|
|
|
|
|
by wegfawefgawefg
946 days ago
|
|
I dont think the theories here about why chatgpt puts out such bland content are correct. I don't think it is bland due to an averaging effect of all the data. The reason I dont think that is the case: I used to play with GPT3 and 3 was perfectly capable of impersonating any insane character you made up, even if that character was extremely racist or had funky spech, or was just genuinely evil.
It was hilarious and fun. gpt4's post training is probably what caused the sterility.
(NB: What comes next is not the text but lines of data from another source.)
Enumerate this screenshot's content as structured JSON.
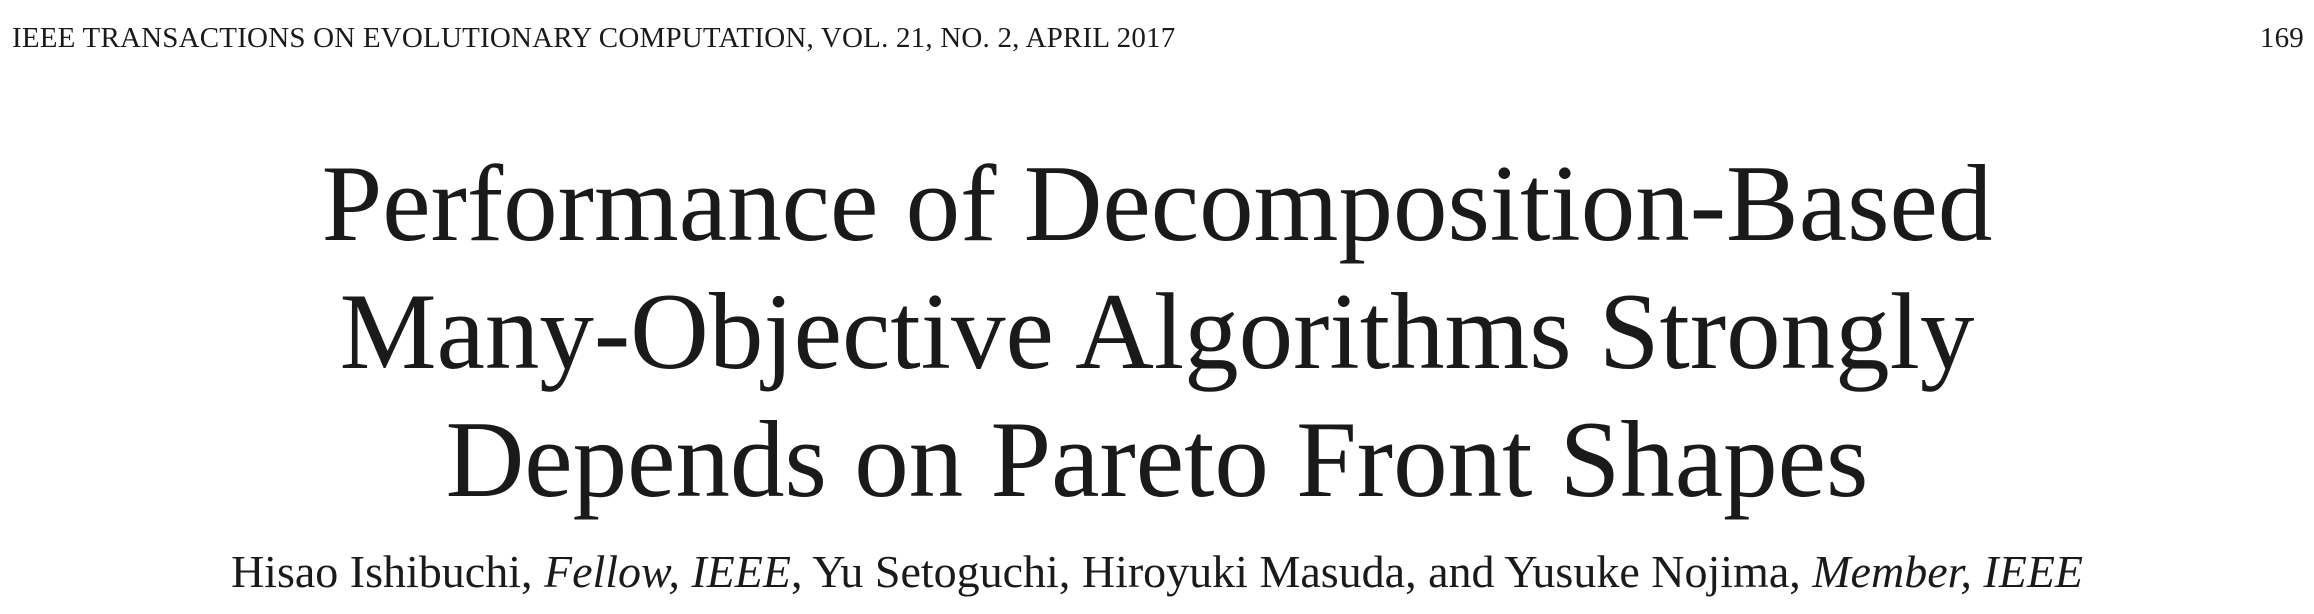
{
  "header": {
    "journal_line": "IEEE TRANSACTIONS ON EVOLUTIONARY COMPUTATION, VOL. 21, NO. 2, APRIL 2017",
    "page_number": "169"
  },
  "title": {
    "lines": [
      "Performance of Decomposition-Based",
      "Many-Objective Algorithms Strongly",
      "Depends on Pareto Front Shapes"
    ]
  },
  "authors": {
    "author1": "Hisao Ishibuchi",
    "author1_grade": "Fellow, IEEE",
    "author2": "Yu Setoguchi",
    "author3": "Hiroyuki Masuda",
    "author4": "Yusuke Nojima",
    "author4_grade": "Member, IEEE",
    "sep_comma": ", ",
    "sep_and": ", and "
  }
}
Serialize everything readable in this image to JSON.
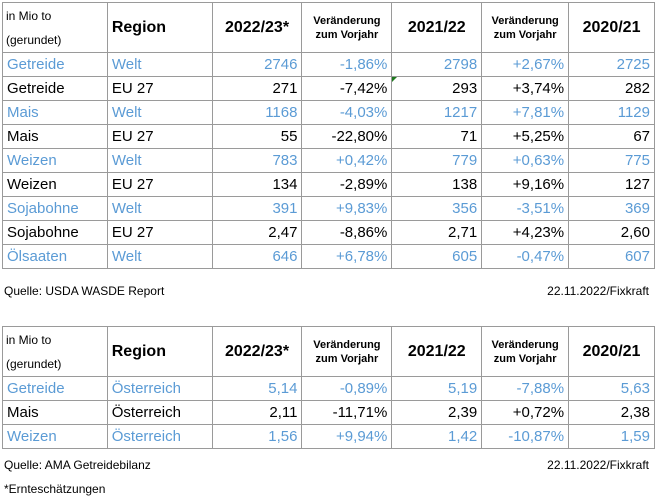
{
  "table1": {
    "header": {
      "unit_line1": "in Mio to",
      "unit_line2": "(gerundet)",
      "region": "Region",
      "year1": "2022/23*",
      "change_line1": "Veränderung",
      "change_line2": "zum Vorjahr",
      "year2": "2021/22",
      "year3": "2020/21"
    },
    "rows": [
      {
        "crop": "Getreide",
        "region": "Welt",
        "v1": "2746",
        "c1": "-1,86%",
        "v2": "2798",
        "c2": "+2,67%",
        "v3": "2725",
        "highlight": true
      },
      {
        "crop": "Getreide",
        "region": "EU 27",
        "v1": "271",
        "c1": "-7,42%",
        "v2": "293",
        "c2": "+3,74%",
        "v3": "282",
        "highlight": false
      },
      {
        "crop": "Mais",
        "region": "Welt",
        "v1": "1168",
        "c1": "-4,03%",
        "v2": "1217",
        "c2": "+7,81%",
        "v3": "1129",
        "highlight": true
      },
      {
        "crop": "Mais",
        "region": "EU 27",
        "v1": "55",
        "c1": "-22,80%",
        "v2": "71",
        "c2": "+5,25%",
        "v3": "67",
        "highlight": false
      },
      {
        "crop": "Weizen",
        "region": "Welt",
        "v1": "783",
        "c1": "+0,42%",
        "v2": "779",
        "c2": "+0,63%",
        "v3": "775",
        "highlight": true
      },
      {
        "crop": "Weizen",
        "region": "EU 27",
        "v1": "134",
        "c1": "-2,89%",
        "v2": "138",
        "c2": "+9,16%",
        "v3": "127",
        "highlight": false
      },
      {
        "crop": "Sojabohne",
        "region": "Welt",
        "v1": "391",
        "c1": "+9,83%",
        "v2": "356",
        "c2": "-3,51%",
        "v3": "369",
        "highlight": true
      },
      {
        "crop": "Sojabohne",
        "region": "EU 27",
        "v1": "2,47",
        "c1": "-8,86%",
        "v2": "2,71",
        "c2": "+4,23%",
        "v3": "2,60",
        "highlight": false
      },
      {
        "crop": "Ölsaaten",
        "region": "Welt",
        "v1": "646",
        "c1": "+6,78%",
        "v2": "605",
        "c2": "-0,47%",
        "v3": "607",
        "highlight": true
      }
    ],
    "source": "Quelle: USDA WASDE Report",
    "date": "22.11.2022/Fixkraft"
  },
  "table2": {
    "header": {
      "unit_line1": "in Mio to",
      "unit_line2": "(gerundet)",
      "region": "Region",
      "year1": "2022/23*",
      "change_line1": "Veränderung",
      "change_line2": "zum Vorjahr",
      "year2": "2021/22",
      "year3": "2020/21"
    },
    "rows": [
      {
        "crop": "Getreide",
        "region": "Österreich",
        "v1": "5,14",
        "c1": "-0,89%",
        "v2": "5,19",
        "c2": "-7,88%",
        "v3": "5,63",
        "highlight": true
      },
      {
        "crop": "Mais",
        "region": "Österreich",
        "v1": "2,11",
        "c1": "-11,71%",
        "v2": "2,39",
        "c2": "+0,72%",
        "v3": "2,38",
        "highlight": false
      },
      {
        "crop": "Weizen",
        "region": "Österreich",
        "v1": "1,56",
        "c1": "+9,94%",
        "v2": "1,42",
        "c2": "-10,87%",
        "v3": "1,59",
        "highlight": true
      }
    ],
    "source": "Quelle: AMA Getreidebilanz",
    "date": "22.11.2022/Fixkraft"
  },
  "footnote": "*Ernteschätzungen",
  "colors": {
    "highlight_text": "#5b9bd5",
    "border": "#9a9a9a"
  }
}
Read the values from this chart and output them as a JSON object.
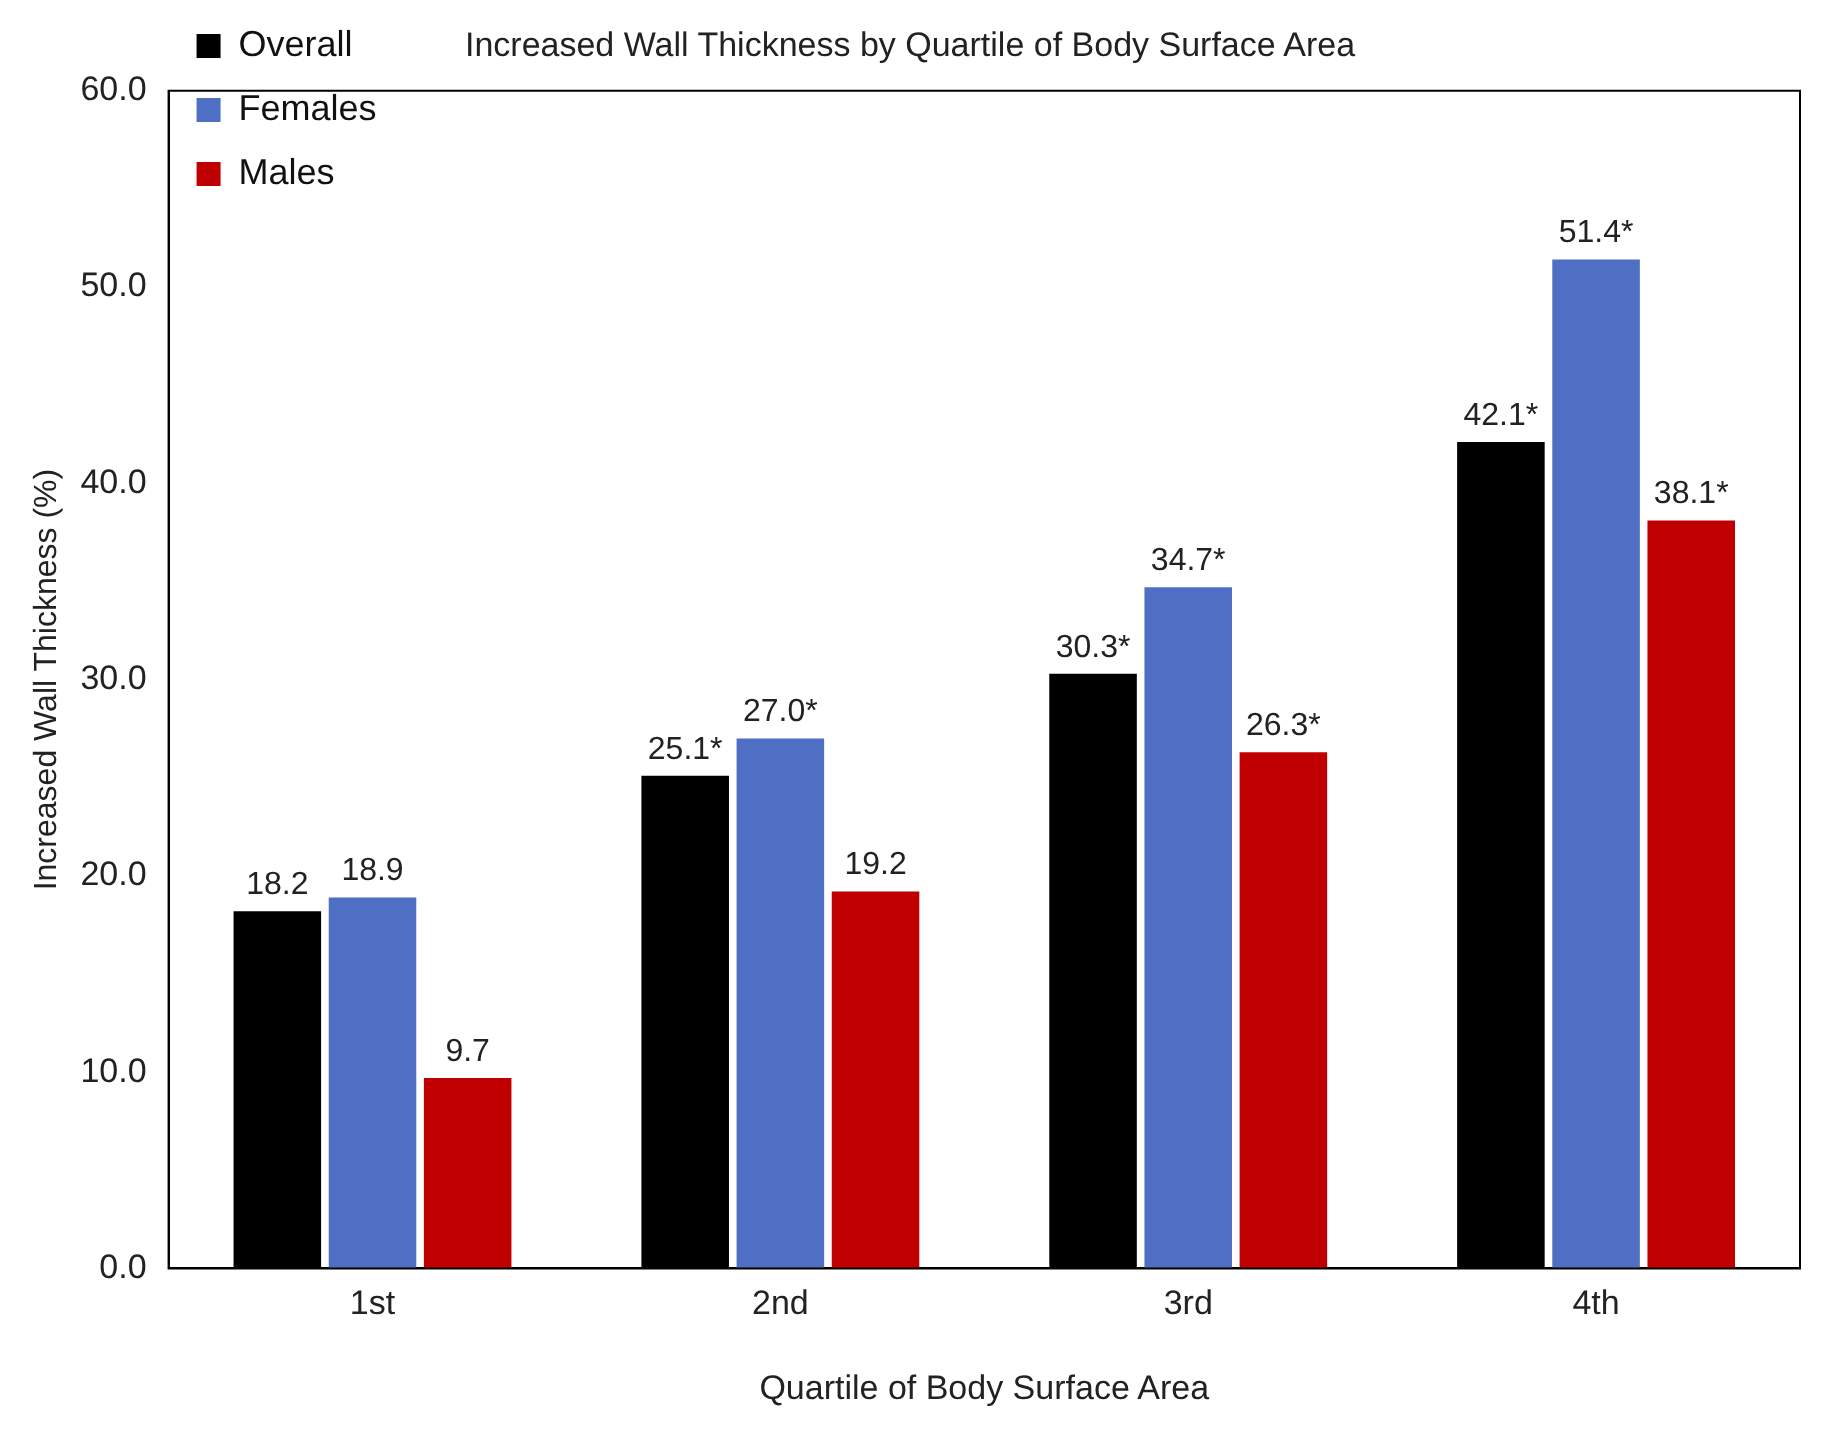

I expected gpt4 to be the same until I played with it and was so dissapointed by its lack of personality. (Even copilot has personality and will tell jokes in your code comments when it gives up) |
|
You could see the difference in GPT-3 before they depreciated the TextCompletion API.
There's no way that telling a model that it is "a large language model made by Open AI that doesn't have feelings or desires" as an intermediate layer before telling it to pretend to be XYZ is going to result in as good a quality as simply directly telling a LLM it is an XYZ.
The one area this probably doesn't negatively impact too severely are things like Big-Bench or GLUE. So they make a change that works fine for a chatbot and then position that product as a general API that kind of sucks other than the fact it's the SotA underlying model.
As soon as you see direct pretrained model access to a comparable model by API, OpenAI's handicapped offerings are going to pale in comparison and go out of style for most enterprise integrations.
And this is fine and completely safe to do, as long as they are running a secondary classifier on the output for safety instead of baking it into the model itself. So it's possible to still have safety without cutting the model off at the knees (it just increases the API per token cost, but probably results in net savings if there needs to be less iterations to get to the quality target intended).